Conclusion
We have demonstrated the ability of a novel targeted non-viral gene therapy strategy to enhance tumor perfusion and improve L-DOX delivery to NB xenografts. While our results demonstrate that transiently increasing tumor perfusion improves liposome-encapsulated chemotherapeutic uptake and distribution, we expect that our iNOS gene delivery paradigm can also significantly improve radio and immunotherapies by increasing the delivery of radiosensitizers and immunomodulators, potentially improving upon current NB treatment without concomitant adverse effects. Our findings further suggest that qCEUS imaging can effectively monitor changes in tumor perfusion in vivo, allowing the identification of an ideal time-point to administer therapy.
Methods
To construct a gene delivery vector, cationic ultrasound-responsive agents (known as "microbubbles") were employed to carry pDNA in circulation and transfect tumor vascular endothelial cells in vivo using focused ultrasound (FUS) energy.

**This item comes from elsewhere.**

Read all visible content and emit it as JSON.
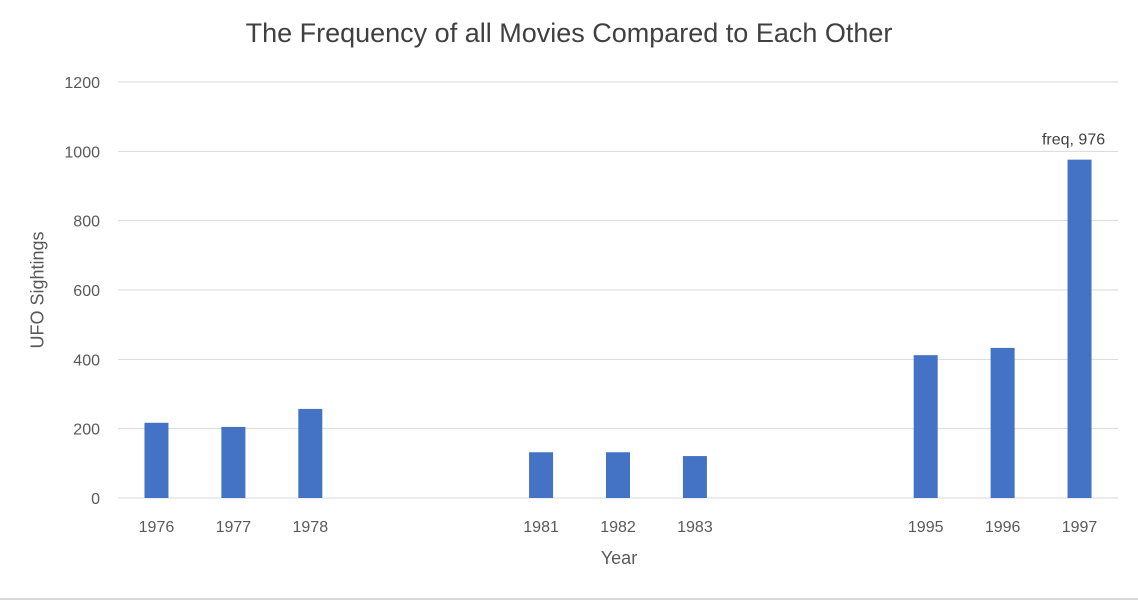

This was followed by liposomal doxorubicin (L-DOX) treatment. The post-transfection tumor response was monitored longitudinally using qCEUS imaging to determine relative changes in blood volumes and perfusion rates. After therapy, ex vivo analysis of tumors was performed to examine the bioeffects associated with iNOS expression.
Results
By combining FUS therapy with cationic ultrasound contrast agents (UCAs), we achieved selective intratumoral transfection of pDNA encoding the iNOS enzyme. While transitory, the degree of expression was sufficient to induce significant increases in tumoral perfusion, to appreciably enhance the chemotherapeutic payload and to extend survival time in an orthotopic xenograft model.